I knew I was broken and would one dayhave to make this choice to figure my shit out. Being around my daughters, I felt drawn to them. I wanted to be in the same space as them, I wanted to feel them near me. And when I hugged them, I got a high like no other person on Earth. When they made me sad, I felt like my heart was being torn from my ribcage.
I was a coward, even now.
Left with the reality that when my youngest daughter, Laurel, left my home that I would have nothing. An empty, sinking feeling rotted in my gut when I understood that I felt alone with my 'best friend' by my side. The prospect of spending the rest of my days existing with my husband and no one else… haunted me.
"I'm going to the Blue District. I may not end up doing anything, or maybe I fuck an alien and come back home to live out my mundane life. I don't know, but no one looking for a relationship goes to the Blue District, so you can breathe, mom. I'll be back after a month on Trillume."
"You'll be back in an Earth year, it's not really a month, is it? You're leaving your husband for a year. I could die before you come back," my mom whimpered dramatically.
"That's a bit extreme, Ms. G," Holden said while rolling his eyes. "She needs time to figure out her life. Consider it a gap year, and Tyler agreed to it."
"Tyler, that sweet man, would agree to anything she asked for, Holly. That is no way to treat a man that has been by her side,giving her anything she wanted for the past twenty years. She's in her god's damned forties, knocking on fifty, and going to an establishment of sin and debauchery!"

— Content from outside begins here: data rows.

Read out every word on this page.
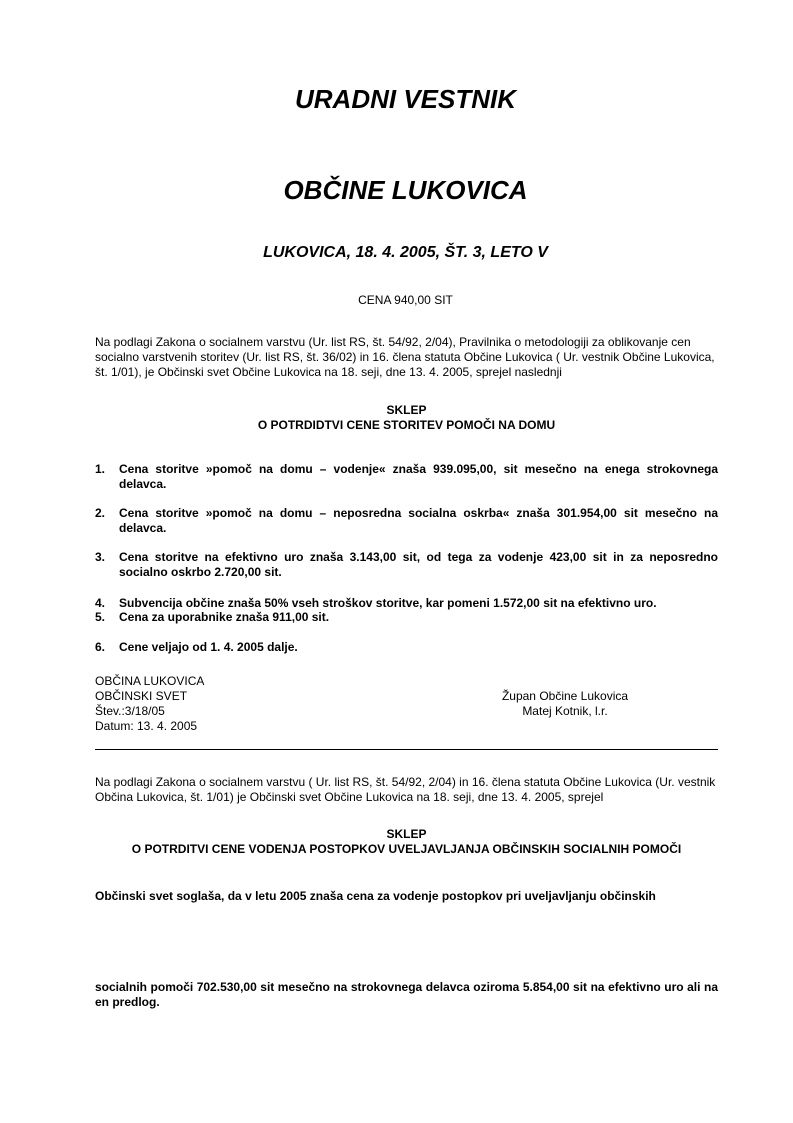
URADNI VESTNIK
OBČINE LUKOVICA
LUKOVICA, 18. 4. 2005, ŠT. 3, LETO V
CENA 940,00 SIT
Na podlagi Zakona o socialnem varstvu (Ur. list RS, št. 54/92, 2/04), Pravilnika o metodologiji za oblikovanje cen socialno varstvenih storitev (Ur. list RS, št. 36/02) in 16. člena statuta Občine Lukovica ( Ur. vestnik Občine Lukovica, št. 1/01), je Občinski svet Občine Lukovica na 18. seji, dne 13. 4. 2005, sprejel naslednji
SKLEP
O POTRDIDTVI CENE STORITEV POMOČI NA DOMU
1.	Cena storitve »pomoč na domu – vodenje« znaša 939.095,00, sit mesečno na enega strokovnega delavca.
2.	Cena storitve »pomoč na domu – neposredna socialna oskrba« znaša 301.954,00 sit mesečno na delavca.
3.	Cena storitve na efektivno uro znaša 3.143,00 sit, od tega za vodenje 423,00 sit in za neposredno socialno oskrbo 2.720,00 sit.
4.	Subvencija občine znaša 50% vseh stroškov storitve, kar pomeni 1.572,00 sit na efektivno uro.
5.	Cena za uporabnike znaša 911,00 sit.
6.	Cene veljajo od 1. 4. 2005 dalje.
OBČINA LUKOVICA
OBČINSKI SVET
Štev.:3/18/05
Datum: 13. 4. 2005
Župan Občine Lukovica
Matej Kotnik, l.r.
Na podlagi Zakona o socialnem varstvu ( Ur. list RS, št. 54/92, 2/04) in 16. člena statuta Občine Lukovica (Ur. vestnik Občina Lukovica, št. 1/01) je Občinski svet Občine Lukovica na 18. seji, dne 13. 4. 2005, sprejel
SKLEP
O POTRDITVI CENE VODENJA POSTOPKOV UVELJAVLJANJA OBČINSKIH SOCIALNIH POMOČI
Občinski svet soglaša, da v letu 2005 znaša cena za vodenje postopkov pri uveljavljanju občinskih
socialnih pomoči 702.530,00 sit mesečno na strokovnega delavca oziroma 5.854,00 sit na efektivno uro ali na en predlog.
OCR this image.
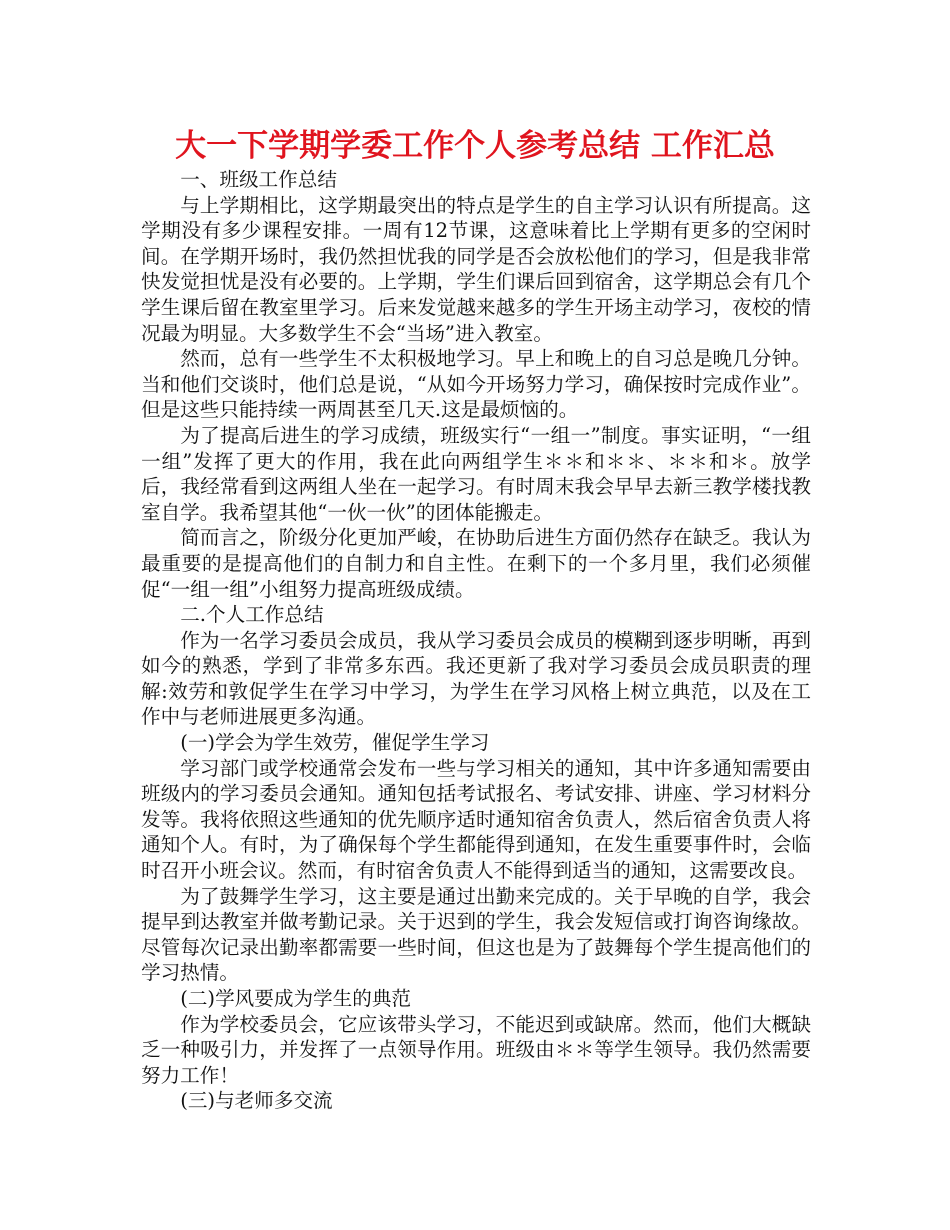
大一下学期学委工作个人参考总结 工作汇总

一、班级工作总结

与上学期相比，这学期最突出的特点是学生的自主学习认识有所提高。这学期没有多少课程安排。一周有12节课，这意味着比上学期有更多的空闲时间。在学期开场时，我仍然担忧我的同学是否会放松他们的学习，但是我非常快发觉担忧是没有必要的。上学期，学生们课后回到宿舍，这学期总会有几个学生课后留在教室里学习。后来发觉越来越多的学生开场主动学习，夜校的情况最为明显。大多数学生不会“当场”进入教室。

然而，总有一些学生不太积极地学习。早上和晚上的自习总是晚几分钟。当和他们交谈时，他们总是说，“从如今开场努力学习，确保按时完成作业”。但是这些只能持续一两周甚至几天.这是最烦恼的。

为了提高后进生的学习成绩，班级实行“一组一”制度。事实证明，“一组一组”发挥了更大的作用，我在此向两组学生＊＊和＊＊、＊＊和＊。放学后，我经常看到这两组人坐在一起学习。有时周末我会早早去新三教学楼找教室自学。我希望其他“一伙一伙”的团体能搬走。

简而言之，阶级分化更加严峻，在协助后进生方面仍然存在缺乏。我认为最重要的是提高他们的自制力和自主性。在剩下的一个多月里，我们必须催促“一组一组”小组努力提高班级成绩。

二.个人工作总结

作为一名学习委员会成员，我从学习委员会成员的模糊到逐步明晰，再到如今的熟悉，学到了非常多东西。我还更新了我对学习委员会成员职责的理解:效劳和敦促学生在学习中学习，为学生在学习风格上树立典范，以及在工作中与老师进展更多沟通。

(一)学会为学生效劳，催促学生学习

学习部门或学校通常会发布一些与学习相关的通知，其中许多通知需要由班级内的学习委员会通知。通知包括考试报名、考试安排、讲座、学习材料分发等。我将依照这些通知的优先顺序适时通知宿舍负责人，然后宿舍负责人将通知个人。有时，为了确保每个学生都能得到通知，在发生重要事件时，会临时召开小班会议。然而，有时宿舍负责人不能得到适当的通知，这需要改良。

为了鼓舞学生学习，这主要是通过出勤来完成的。关于早晚的自学，我会提早到达教室并做考勤记录。关于迟到的学生，我会发短信或打询咨询缘故。尽管每次记录出勤率都需要一些时间，但这也是为了鼓舞每个学生提高他们的学习热情。

(二)学风要成为学生的典范

作为学校委员会，它应该带头学习，不能迟到或缺席。然而，他们大概缺乏一种吸引力，并发挥了一点领导作用。班级由＊＊等学生领导。我仍然需要努力工作！

(三)与老师多交流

I sighed, feeling my age catch up with me. "I'm no spring chicken, I get it. Men can snag a twenty-something with their salt n' pepper charm at sixty, but women over thirty, God forbid—"
"You aren't over thirty," she snapped, about to remind me that I was forty-six… again.
"Thank you, mother," I strained to keep myself from yelling at her. "I'm aware of my age."
"She's fucking hot," Holden retorted while giving me a nod of encouragement. "She'll have her pick of alien cock wanting a taste of humanity."
My mom's nose wrinkled and I glared at Holden. He knew I didn't want to discuss the details with her. My mom was aware of what was happening, and I didn't need her to have the imagery of me shacking up with an alien in her head. She was still my mother. Saying I was going to fuck one felt less descriptive than talking about alien cock.